While most press reports indicated that the convicted men were all
from the troubled Darfur region, an Embassy investigator told poloff
that they came from various regions and tribes. The presiding judge
sentenced the ten men to death by hanging; the defense team has said
that it will appeal the verdict.
2. (SBU) During the investigation and subsequent trial, local
Embassy investigators and guards presented statements to the court
on behalf of the detained employee (who is from the Fur tribe), who
was on duty at the time the crime allegedly took place. The employee
told Embassy investigators that he had been instructed by his
arrestors to confess, and to claim that he had used an Embassy
vehicle during the crime (which he refused to do, telling them that
guards were not permitted to drive Embassy vehicles). Amnesty
International and the United Nations Mission in Sudan have reported
that the detainees were tortured in order to extract confessions.
3. (SBU) On September 5, 2006 masked assailants kidnapped Mohamed
Taha, the editor-in-chief of 'Al Wafaq,' from his home in Khartoum;
his decapitated body was found the following day south of the city.
The murder shocked the country, drawing parallels to Al Qaeda
killings in Iraq. The editor had faced criminal charges in May 2005
after republishing an article regarding the origins of the Prophet
Mohamed and a court had ordered 'Al Wafaq' to suspend publication
for three months. The editor had also angered many Darfuris after
publishing articles criticizing the morals of Darfuri women.

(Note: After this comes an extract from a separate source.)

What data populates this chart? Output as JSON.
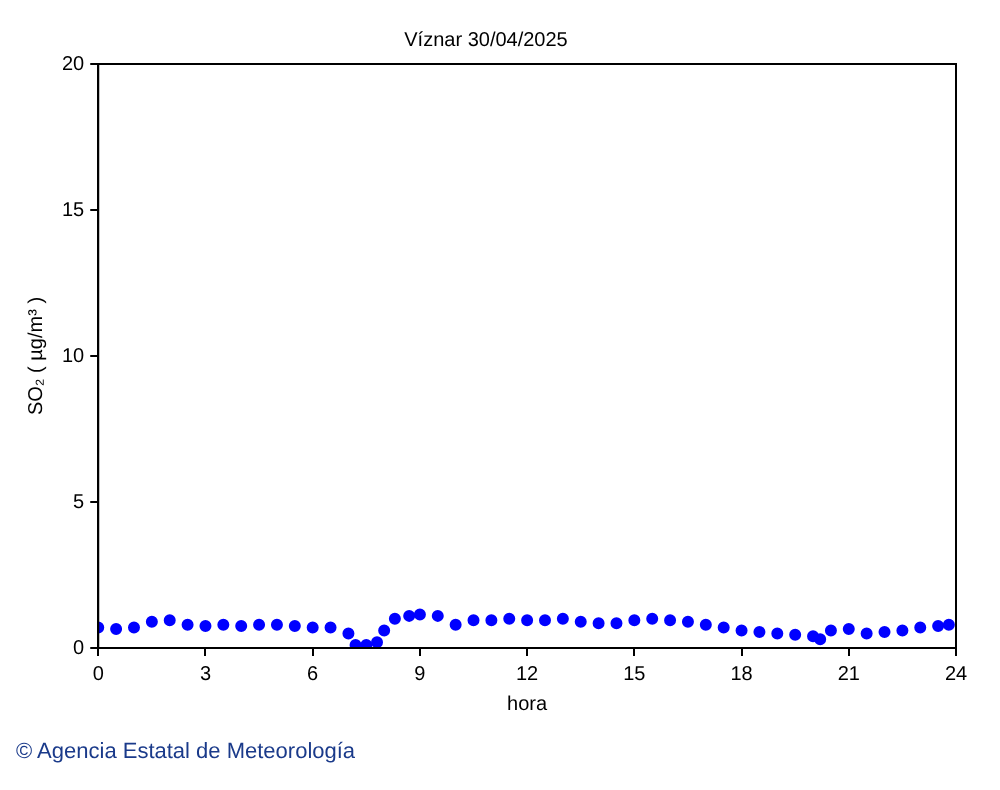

Following the editor's murder, a Khartoum court barred newspapers
from reporting on the criminal investigation; this ban continued
throughout the trial, as well.
4. (SBU) More than 70 people were detained during the five month
investigation, mostly of Darfuri origin. According to the United
Nations Mission in Sudan, several were forced to claim affiliation
with Darfur rebel groups. Nineteen individuals, including two women,
were ultimately charged in connection with the murder. The trial
opened in Khartoum on February 21. In August, nine of the defendants
were acquitted for lack of evidence. Defense lawyers pleaded not
guilty for the remaining 10 defendants.